星期四, 6月 02, 2005

Transaction Costs & the Contractual nature of the Firm

Let's take a very simple example to illustrate the concept of transaction costs.

Suppose I am working for a firm (E.g. a school) and I've run out of stationery. Surely I shall get my stationery by asking the office to get the supplies instead of going out to purchase, as my school has purchased and maintains an inventory of stationery. As a matter of course, the school (firm) will keep such supplies, without giving much concern to the cost of keeping such stationery.

For just a simple transaction, imagine that I was buying raw materials to manufacture the good and to provide my service. There is the extra effort of negotiating a price, preparing a contract, examining the products, and, potentially use the legal system to enforce the contract. So, it is better for the school(the firm) to own the supplies to avoid all the trouble.

That "trouble" is transaction costs, as Coase argued, should be added to the price of a good or service in order to measure the performance of the market operation relative to the non-market operative behaviour in firms as well as in weighing the costs and benefits of government regulation.

There are many types of transaction costs:

Search costs: buyers and sellers finding each other inside the disorganized market.

Information costs & measuring costs: for buyers, learning about the products and services of sellers and the basis for their cost, the listed price, and quality; for sellers, learning about the financial condition, and the willingness of the buyers to pay which may lead to a higher or lower setting price.

Bargaining costs: buyers and sellers setting the terms of a sale or contract for services, which might include meetings, phone calls, letters, faxes, E-mails, exchanges of data, entertainment expenses, and the legal costs of contract negotiations etc.

Policing costs: buyers and sellers taking steps to ensure that the goods and the terms of trade, which may have been ambiguous, are in fact translated into the real and fair transaction. This might include inspecting the goods and anything having to do with late delivery or payment, and etc and etc.

Enforcement costs: buyers and sellers ensuring that unsatisfied terms are remedied. This could range from mutual agreement written on a contract to the cost of litigation (making and defending claims in court).

Transaction costs range from the trivial cost to amounts greatly in excess of the transaction itself.

Coase published his findings in 1937 ---"Nature of the Firm". Ronald Coase thought they would be studied carefully. However, his fellow economists simply assume transaction costs don't exist.

Firms are created because the extra cost of organizing and maintaining them is cheaper than the transaction costs involved when individuals conduct exchange with each other using the market.
What functions should a firm perform internally? The answer is only those activities that cannot be performed more cheaply in the market or by another firm.

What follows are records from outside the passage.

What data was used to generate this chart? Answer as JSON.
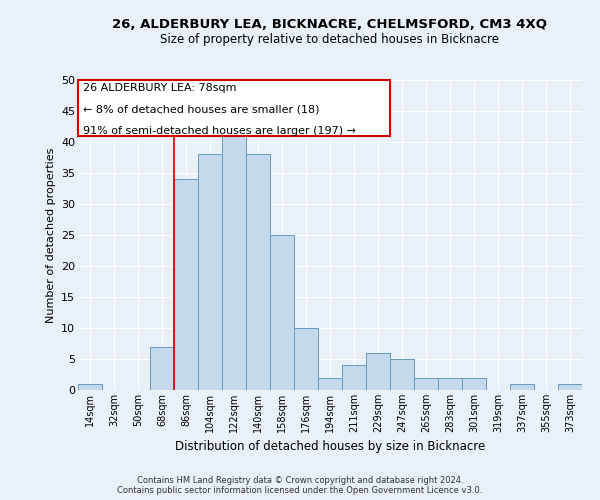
{
  "title": "26, ALDERBURY LEA, BICKNACRE, CHELMSFORD, CM3 4XQ",
  "subtitle": "Size of property relative to detached houses in Bicknacre",
  "xlabel": "Distribution of detached houses by size in Bicknacre",
  "ylabel": "Number of detached properties",
  "categories": [
    "14sqm",
    "32sqm",
    "50sqm",
    "68sqm",
    "86sqm",
    "104sqm",
    "122sqm",
    "140sqm",
    "158sqm",
    "176sqm",
    "194sqm",
    "211sqm",
    "229sqm",
    "247sqm",
    "265sqm",
    "283sqm",
    "301sqm",
    "319sqm",
    "337sqm",
    "355sqm",
    "373sqm"
  ],
  "values": [
    1,
    0,
    0,
    7,
    34,
    38,
    41,
    38,
    25,
    10,
    2,
    4,
    6,
    5,
    2,
    2,
    2,
    0,
    1,
    0,
    1
  ],
  "bar_color": "#c5d9ec",
  "bar_edge_color": "#6699bb",
  "property_line_index": 4,
  "property_line_color": "#cc0000",
  "annotation_line1": "26 ALDERBURY LEA: 78sqm",
  "annotation_line2": "← 8% of detached houses are smaller (18)",
  "annotation_line3": "91% of semi-detached houses are larger (197) →",
  "annotation_box_color": "#cc0000",
  "background_color": "#e8f0f8",
  "plot_bg_color": "#e8f0f8",
  "footer_line1": "Contains HM Land Registry data © Crown copyright and database right 2024.",
  "footer_line2": "Contains public sector information licensed under the Open Government Licence v3.0.",
  "ylim": [
    0,
    50
  ],
  "yticks": [
    0,
    5,
    10,
    15,
    20,
    25,
    30,
    35,
    40,
    45,
    50
  ]
}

In fact, as Coase says, a firm will tend to expand to the point where "the costs of organizing an extra transaction within the firm becomes equal to the costs of carrying out the same transaction by means of an exchange on the open market." It the "bureaucracy" that increases as the size and complexity of the firm increases. Sometimes, bureaucracy may lead to the rise in transaction costs that far more exceed the amount of transaction costs being saved alternatively by using the market.

For some production activities, the market works quite well. However, for instance, for the large-scale operation of China Light and Power Company, which require coordination of the factor resources, organization of the firm is the only economical solution.

Should the electricity power generated by each household, what outcome would you imagine in terms of economic sense?